The Biden administration has presented a proposal to increase fuel economy standards by 2032, aiming for a fleet-wide average of 58 miles per gallon (25 kilometres per litre). The primary goal of this proposal is to reduce greenhouse gas emissions and decrease fuel consumption.

The proposal, put forth by the National Highway Traffic Safety Administration (NHTSA), is focused on the model years from 2027 to 2032. It calls for a yearly increase of 2 per cent in Corporate Average Fuel Economy (CAFE) requirements for passenger cars and 4 per cent for light trucks. Additionally, the agency is suggesting new fuel efficiency standards for heavy-duty pickup trucks and vans for the years 2030 to 2035, with a yearly rise of 10 per cent.

Previously, in 2022, NHTSA had finalised rules for the years 2024 to 2026, which mandated a fleet average of 49 mpg by 2026. These rules gradually increased efficiency requirements by 8 per cent in 2024 and 2025 and by 10 per cent in 2026.


NHTSA’s latest proposal is estimated to save vehicle owners in 2032 approximately $1,043 per vehicle in lifetime fuel costs.

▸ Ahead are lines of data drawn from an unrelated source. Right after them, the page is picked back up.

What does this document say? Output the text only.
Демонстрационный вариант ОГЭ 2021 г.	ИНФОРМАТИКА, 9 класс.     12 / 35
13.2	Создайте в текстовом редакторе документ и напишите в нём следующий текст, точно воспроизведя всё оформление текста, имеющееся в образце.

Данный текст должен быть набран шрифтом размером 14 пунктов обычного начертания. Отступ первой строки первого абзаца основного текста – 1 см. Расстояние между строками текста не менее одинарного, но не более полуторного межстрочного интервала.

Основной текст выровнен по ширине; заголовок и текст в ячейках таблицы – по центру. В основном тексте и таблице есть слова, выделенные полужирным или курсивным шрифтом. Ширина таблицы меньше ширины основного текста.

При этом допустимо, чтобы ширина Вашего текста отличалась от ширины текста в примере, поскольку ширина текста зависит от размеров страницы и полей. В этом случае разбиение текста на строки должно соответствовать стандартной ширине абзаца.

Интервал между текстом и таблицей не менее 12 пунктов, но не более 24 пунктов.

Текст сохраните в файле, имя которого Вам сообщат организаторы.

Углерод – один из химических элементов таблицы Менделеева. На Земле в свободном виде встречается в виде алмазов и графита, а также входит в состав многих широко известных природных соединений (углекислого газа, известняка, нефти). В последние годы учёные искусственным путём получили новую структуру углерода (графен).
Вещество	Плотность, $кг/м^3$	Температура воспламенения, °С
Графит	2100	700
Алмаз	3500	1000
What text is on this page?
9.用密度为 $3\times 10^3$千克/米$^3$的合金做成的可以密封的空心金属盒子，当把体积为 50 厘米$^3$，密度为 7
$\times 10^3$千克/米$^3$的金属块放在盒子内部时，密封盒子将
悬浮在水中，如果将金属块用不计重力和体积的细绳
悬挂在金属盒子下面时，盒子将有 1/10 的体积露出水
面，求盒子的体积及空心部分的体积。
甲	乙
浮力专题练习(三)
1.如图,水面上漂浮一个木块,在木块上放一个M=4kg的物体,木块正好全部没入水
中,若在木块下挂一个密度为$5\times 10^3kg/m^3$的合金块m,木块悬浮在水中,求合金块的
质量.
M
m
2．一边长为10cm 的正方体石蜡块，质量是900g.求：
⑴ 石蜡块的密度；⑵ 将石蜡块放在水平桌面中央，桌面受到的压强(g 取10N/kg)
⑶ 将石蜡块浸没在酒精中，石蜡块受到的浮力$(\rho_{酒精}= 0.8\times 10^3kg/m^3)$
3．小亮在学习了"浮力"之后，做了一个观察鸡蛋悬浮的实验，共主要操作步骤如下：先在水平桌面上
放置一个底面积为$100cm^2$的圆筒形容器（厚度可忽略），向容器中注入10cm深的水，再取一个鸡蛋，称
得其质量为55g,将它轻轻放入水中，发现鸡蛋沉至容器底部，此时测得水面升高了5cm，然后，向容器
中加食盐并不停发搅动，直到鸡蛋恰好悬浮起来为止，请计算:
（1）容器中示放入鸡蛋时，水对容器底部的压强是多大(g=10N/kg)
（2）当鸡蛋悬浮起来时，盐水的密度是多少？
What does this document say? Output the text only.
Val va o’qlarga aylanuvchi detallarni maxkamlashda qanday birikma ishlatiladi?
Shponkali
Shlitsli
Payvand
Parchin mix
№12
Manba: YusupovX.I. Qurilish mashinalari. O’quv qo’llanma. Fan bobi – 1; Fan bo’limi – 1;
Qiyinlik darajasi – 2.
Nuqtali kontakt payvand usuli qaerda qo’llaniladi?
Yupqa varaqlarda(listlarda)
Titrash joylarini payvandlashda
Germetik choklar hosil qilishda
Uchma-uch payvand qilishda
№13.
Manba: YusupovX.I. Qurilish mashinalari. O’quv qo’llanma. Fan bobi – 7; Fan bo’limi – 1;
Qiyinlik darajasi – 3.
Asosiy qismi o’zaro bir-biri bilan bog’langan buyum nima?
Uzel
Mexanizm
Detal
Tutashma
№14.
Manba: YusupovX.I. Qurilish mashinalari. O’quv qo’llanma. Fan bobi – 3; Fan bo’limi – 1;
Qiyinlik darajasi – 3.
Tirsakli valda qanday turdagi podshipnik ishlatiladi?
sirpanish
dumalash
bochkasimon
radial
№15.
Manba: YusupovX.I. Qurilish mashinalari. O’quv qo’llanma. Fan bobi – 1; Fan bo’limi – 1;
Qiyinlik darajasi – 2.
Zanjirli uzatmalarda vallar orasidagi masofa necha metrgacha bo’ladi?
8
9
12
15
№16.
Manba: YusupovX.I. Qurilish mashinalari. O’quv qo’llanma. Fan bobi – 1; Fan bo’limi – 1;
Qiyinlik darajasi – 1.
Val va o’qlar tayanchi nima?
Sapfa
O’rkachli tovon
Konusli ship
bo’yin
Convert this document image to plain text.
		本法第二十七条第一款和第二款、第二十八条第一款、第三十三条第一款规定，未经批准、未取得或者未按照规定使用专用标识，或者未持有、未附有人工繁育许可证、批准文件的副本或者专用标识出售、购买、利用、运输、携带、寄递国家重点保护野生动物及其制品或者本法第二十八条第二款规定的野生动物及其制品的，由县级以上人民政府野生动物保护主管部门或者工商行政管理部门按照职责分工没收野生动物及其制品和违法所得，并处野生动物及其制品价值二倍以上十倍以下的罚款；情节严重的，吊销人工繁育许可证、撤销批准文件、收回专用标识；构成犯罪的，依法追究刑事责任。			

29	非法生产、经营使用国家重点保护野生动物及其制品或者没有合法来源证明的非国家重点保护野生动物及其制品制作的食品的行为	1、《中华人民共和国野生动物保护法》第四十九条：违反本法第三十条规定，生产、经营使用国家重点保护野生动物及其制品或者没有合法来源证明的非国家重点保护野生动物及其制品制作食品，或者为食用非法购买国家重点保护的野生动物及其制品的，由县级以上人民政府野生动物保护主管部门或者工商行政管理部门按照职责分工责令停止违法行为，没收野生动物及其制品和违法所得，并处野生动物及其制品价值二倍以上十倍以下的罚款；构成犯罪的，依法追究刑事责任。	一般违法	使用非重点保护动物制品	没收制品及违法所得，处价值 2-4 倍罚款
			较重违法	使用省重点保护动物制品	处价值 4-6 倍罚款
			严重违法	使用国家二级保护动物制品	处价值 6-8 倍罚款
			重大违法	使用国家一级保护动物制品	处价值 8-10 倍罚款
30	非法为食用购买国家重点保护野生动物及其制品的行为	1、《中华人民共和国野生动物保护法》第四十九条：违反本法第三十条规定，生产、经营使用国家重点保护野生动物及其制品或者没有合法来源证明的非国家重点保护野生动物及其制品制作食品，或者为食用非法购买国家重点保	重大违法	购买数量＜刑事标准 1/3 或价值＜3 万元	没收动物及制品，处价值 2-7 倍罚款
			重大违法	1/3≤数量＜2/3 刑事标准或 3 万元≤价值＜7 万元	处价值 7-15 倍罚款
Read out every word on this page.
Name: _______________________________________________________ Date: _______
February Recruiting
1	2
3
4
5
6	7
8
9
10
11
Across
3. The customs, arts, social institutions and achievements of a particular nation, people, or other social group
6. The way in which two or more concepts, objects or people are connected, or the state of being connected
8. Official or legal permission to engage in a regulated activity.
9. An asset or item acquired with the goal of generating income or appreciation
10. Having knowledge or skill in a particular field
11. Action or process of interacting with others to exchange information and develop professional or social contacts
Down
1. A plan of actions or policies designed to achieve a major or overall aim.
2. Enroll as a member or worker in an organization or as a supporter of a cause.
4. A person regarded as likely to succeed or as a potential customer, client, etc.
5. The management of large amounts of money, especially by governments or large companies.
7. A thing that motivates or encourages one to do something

However, it will also result in an average increase of $932 in vehicle costs.

According to NHTSA, this rule will incentivize manufacturers to produce internal combustion engine vehicles during the specified timeframe to achieve significant fuel economy improvements, enhance energy security, and substantially reduce harmful pollution.

It’s important to note that CAFE requirements are not as stringent as the Environmental Protection Agency’s (EPA) proposal in April to reduce vehicle tailpipe emissions. The NHTSA is legally prohibited from considering electric vehicles’ fuel economy when setting standards.

The EPA’s proposed standards for the years 2027–2032 are expected to lead to a 56 per cent reduction in emissions, with an average annual pollution cut of 13 per cent. Furthermore, it could result in 67 per cent of new vehicles in 2032 being electric.

According to Reuters, NHTSA anticipates that its proposal would contribute to an 88 billion-gallon reduction in gasoline consumption by 2050.

The agency is currently seeking feedback on five alternatives, which include not increasing requirements at all as well as raising them annually by 6 per cent for cars and 8 per cent for light trucks. NHTSA believes its preferred alternative strikes a balance between necessary improvements and ensuring the market can handle the changes without causing consumer acceptance or sales issues.

In response to the EPA’s emissions proposal, the Alliance for Automotive Innovation, representing companies like General Motors, Toyota Motor, and Volkswagen, requested a more lenient approach, deeming the EPA’s proposal “neither reasonable nor achievable.” On the other hand, Tesla expressed the view that the EPA should make its proposal more rigorous. The alliance is currently reviewing NHTSA’s proposal.